Hence, the formula of compound interest is $C.I = P{\left( {1 + \dfrac{R}{{100}}} \right)^N} - P$.
Now, substituting the Principal, $P = {\text{Rs}}12,000$, Time Period, $N = 3$ years and, Rate of interest per annum, $R = 10\% $, we get
$C.I = 12000{\left( {1 + \dfrac{{10}}{{100}}} \right)^3} - 12000$
Simplify the terms inside the bracket, we get
$ \Rightarrow C.I = 12000{\left( {\dfrac{{11}}{{10}}} \right)^3} - 12000$
Taking common and solving further,
$ \Rightarrow C.I = 12000\left[ {{{\left( {\dfrac{{11}}{{10}}} \right)}^3} - 1} \right]$
Applying the exponent on the terms, we get
$ \Rightarrow C.I = 12000\left[ {\dfrac{{1331}}{{1000}} - 1} \right]$
Taking the LCM, we get
$ \Rightarrow C.I = 12000\left[ {\dfrac{{1331 - 1000}}{{1000}}} \right] = 12000\left[ {\dfrac{{331}}{{1000}}} \right]$
Multiplying the terms, we get
$ \Rightarrow C.I = 12 \times 331 = 3972$
Therefore, the required compound interest on ${\text{Rs}}12,000$ after 3 years at the same rate is ${\text{Rs}}3972$

Hence, option C is the correct answer.

Note:
In this question, we have used the formula of Simple Interest as well as Compound Interest.

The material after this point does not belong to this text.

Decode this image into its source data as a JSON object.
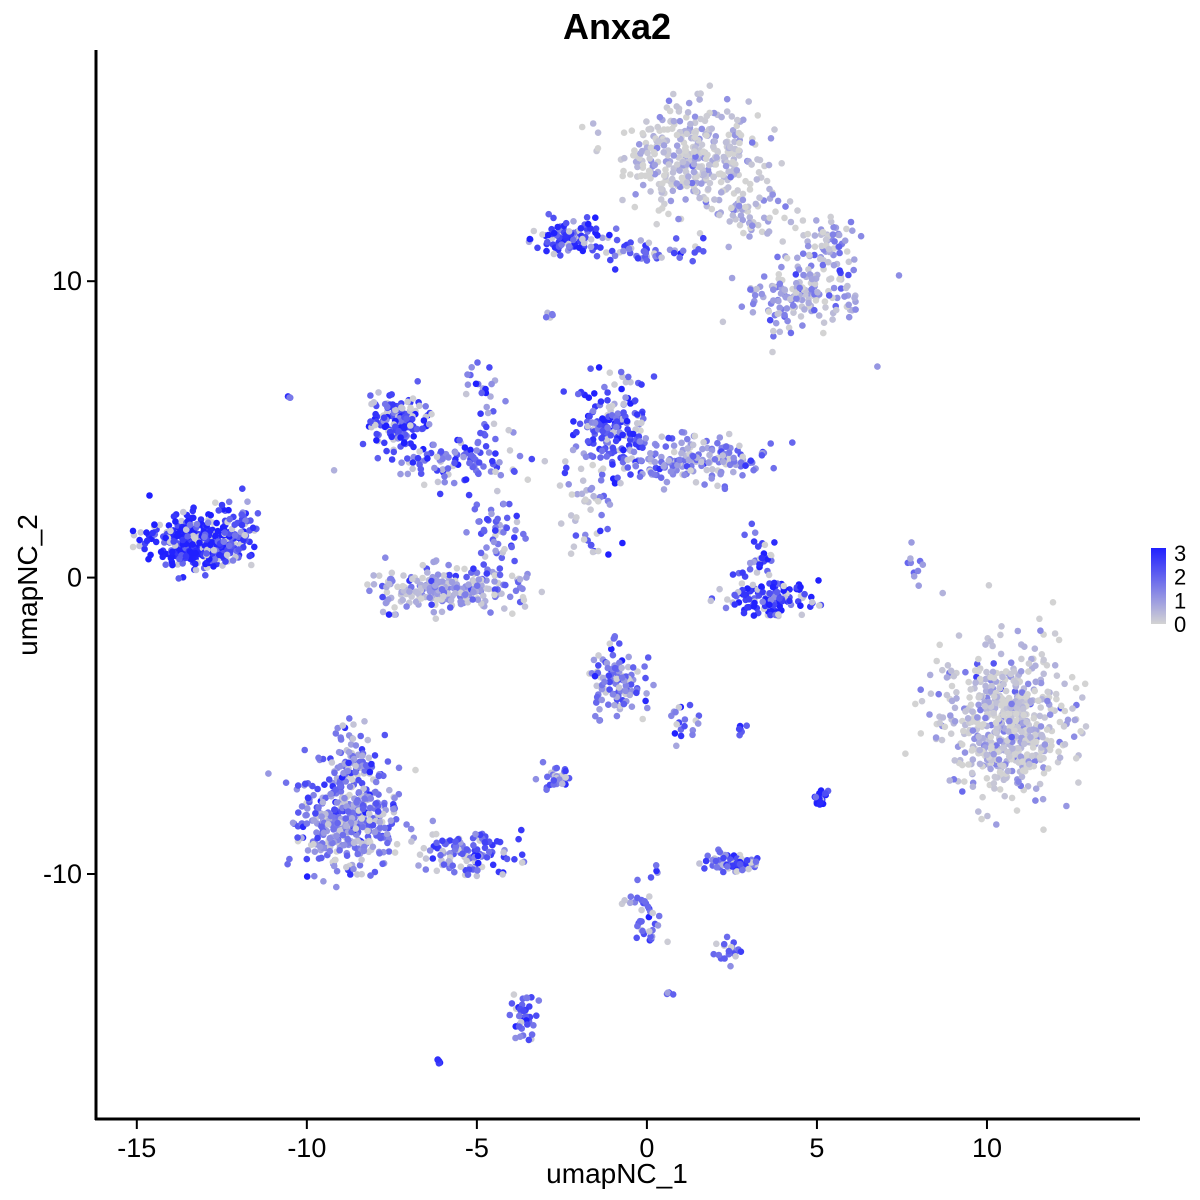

Simple Interest is the interest earned on the Principal or the amount of loan. Its formula is, as we have discussed,
There is another type of interest, which is the Compound Interest. Compound Interest is calculated both on the Principal as well as on the accumulated interest of the previous year. Hence, this is also known as ‘interest on interest’.